Some of you choose to keep your logos because there is a heritage attached to them. “My grandfather opened this store in 1958, and we’re proud to have not changed the logo since then.” This might bring warm, fuzzy feelings to the family, but what does it say about the brand today. Words like “since 1978” are a double-edged sword. They show stability, but they might also telegraph “old thinking.”
Some of you just opt to use your stores’ names without graphic elements. This could be a good thing, especially if there is a strong heritage attached to the name. But be sure to take a look at your typeface. Is it the same one used in 1975? Sometimes a subtle change in typeface, such as what Tamron did, can update your appearance and affect your reputation.
Logos should also reflect where the market is, and where your customers want to be. For example, if your logo still has a roll of 35mm film with it (and there were quite a few!) or graphics of lens elements, your customers might wonder if you’re living in a time warp.
Many of you portray your stores as “photo and video” stores. Does that designation restrict you in today’s market? Is “photo” still a relevant word to today’s millennials and gen Xers? Again, they may be relevant in your market, but when you go online, is that all you want to be?

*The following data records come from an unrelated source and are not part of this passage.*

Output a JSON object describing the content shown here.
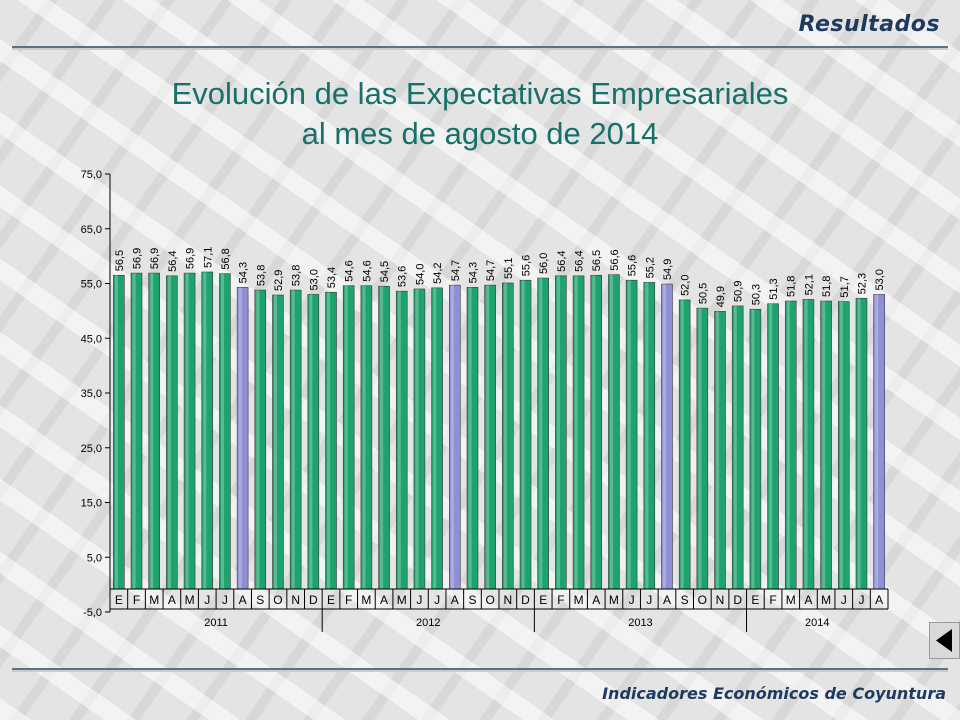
{
  "header": {
    "section_label": "Resultados",
    "title_line1": "Evolución de las Expectativas Empresariales",
    "title_line2": "al mes de agosto de 2014"
  },
  "footer": {
    "text": "Indicadores Económicos de Coyuntura"
  },
  "nav": {
    "back_icon": "triangle-left-icon"
  },
  "colors": {
    "bar_normal": "#1fa36e",
    "bar_highlight": "#8f8fd6",
    "title": "#17706a",
    "heading": "#1f3a5f"
  },
  "chart_data": {
    "type": "bar",
    "title": "Evolución de las Expectativas Empresariales al mes de agosto de 2014",
    "xlabel": "",
    "ylabel": "",
    "ylim": [
      -5.0,
      75.0
    ],
    "yticks": [
      "75,0",
      "65,0",
      "55,0",
      "45,0",
      "35,0",
      "25,0",
      "15,0",
      "5,0",
      "-5,0"
    ],
    "ytick_values": [
      75,
      65,
      55,
      45,
      35,
      25,
      15,
      5,
      -5
    ],
    "grid": false,
    "categories": [
      "E",
      "F",
      "M",
      "A",
      "M",
      "J",
      "J",
      "A",
      "S",
      "O",
      "N",
      "D",
      "E",
      "F",
      "M",
      "A",
      "M",
      "J",
      "J",
      "A",
      "S",
      "O",
      "N",
      "D",
      "E",
      "F",
      "M",
      "A",
      "M",
      "J",
      "J",
      "A",
      "S",
      "O",
      "N",
      "D",
      "E",
      "F",
      "M",
      "A",
      "M",
      "J",
      "J",
      "A"
    ],
    "years": [
      {
        "label": "2011",
        "count": 12
      },
      {
        "label": "2012",
        "count": 12
      },
      {
        "label": "2013",
        "count": 12
      },
      {
        "label": "2014",
        "count": 8
      }
    ],
    "values": [
      56.5,
      56.9,
      56.9,
      56.4,
      56.9,
      57.1,
      56.8,
      54.3,
      53.8,
      52.9,
      53.8,
      53.0,
      53.4,
      54.6,
      54.6,
      54.5,
      53.6,
      54.0,
      54.2,
      54.7,
      54.3,
      54.7,
      55.1,
      55.6,
      56.0,
      56.4,
      56.4,
      56.5,
      56.6,
      55.6,
      55.2,
      54.9,
      52.0,
      50.5,
      49.9,
      50.9,
      50.3,
      51.3,
      51.8,
      52.1,
      51.8,
      51.7,
      52.3,
      53.0
    ],
    "labels": [
      "56,5",
      "56,9",
      "56,9",
      "56,4",
      "56,9",
      "57,1",
      "56,8",
      "54,3",
      "53,8",
      "52,9",
      "53,8",
      "53,0",
      "53,4",
      "54,6",
      "54,6",
      "54,5",
      "53,6",
      "54,0",
      "54,2",
      "54,7",
      "54,3",
      "54,7",
      "55,1",
      "55,6",
      "56,0",
      "56,4",
      "56,4",
      "56,5",
      "56,6",
      "55,6",
      "55,2",
      "54,9",
      "52,0",
      "50,5",
      "49,9",
      "50,9",
      "50,3",
      "51,3",
      "51,8",
      "52,1",
      "51,8",
      "51,7",
      "52,3",
      "53,0"
    ],
    "highlight_indices": [
      7,
      19,
      31,
      43
    ]
  }
}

What about taglines? I’m personally a big fan of using taglines as part of a logo treatment. It’s your opportunity to further define your brand and your offerings. For example, Midwest Photo uses the tagline “Capture Inspire Share.” Those three words instantly position them as more than a hardware store and more of a creative boutique.
Sometimes injecting an interesting visual with your logo can do more than a tagline. Precision Camera uses what seems like a colorful view of a camera’s shutter. I think it is a simple marriage of the past with the future.
If you decide to take the leap and revise your logo, you are locked in for the long haul, so don’t be afraid to invest some time and money in the redesigning of this all-important marketing tool. For example, if you have a very strong brand, you might want to consider how far from the original logo you want to deviate.
During the time I was running marketing at Nikon, the company made the decision to move away from the “We Take the World’s Greatest Pictures” tagline to “At the Heart of the Image.” This was a huge move for the international brand—walking away from their pro heritage. But Nikon understood that the market was changing and they had to expand their base of users. They evolved their logo and tagline at the same time, and it ended up being a brilliant move.
Logos: A Commitment
Your logo can certainly define you for years to come. It will obviously be used in your advertising. And it will also appear on your letterhead, company literature, product packaging and maybe even a few novelty items. Using logos effectively in your advertising and marketing will establish and promote your company image. It needs to be strong and unique, and it needs to appeal to a variety of consumers.
Of course, your brand is much more than your logo. A logo design is not your brand and a new logo can only help reposition your brand. But it won’t do the heavy lifting. Your brand starts with your company ethos and beliefs. Without them, no amount of fancy dressing up will fix underlying issues. But if are doing everything right in your business, then maybe a new visual injection will create a renewed sense of excitement that you, your employees and your customers can all feel good about.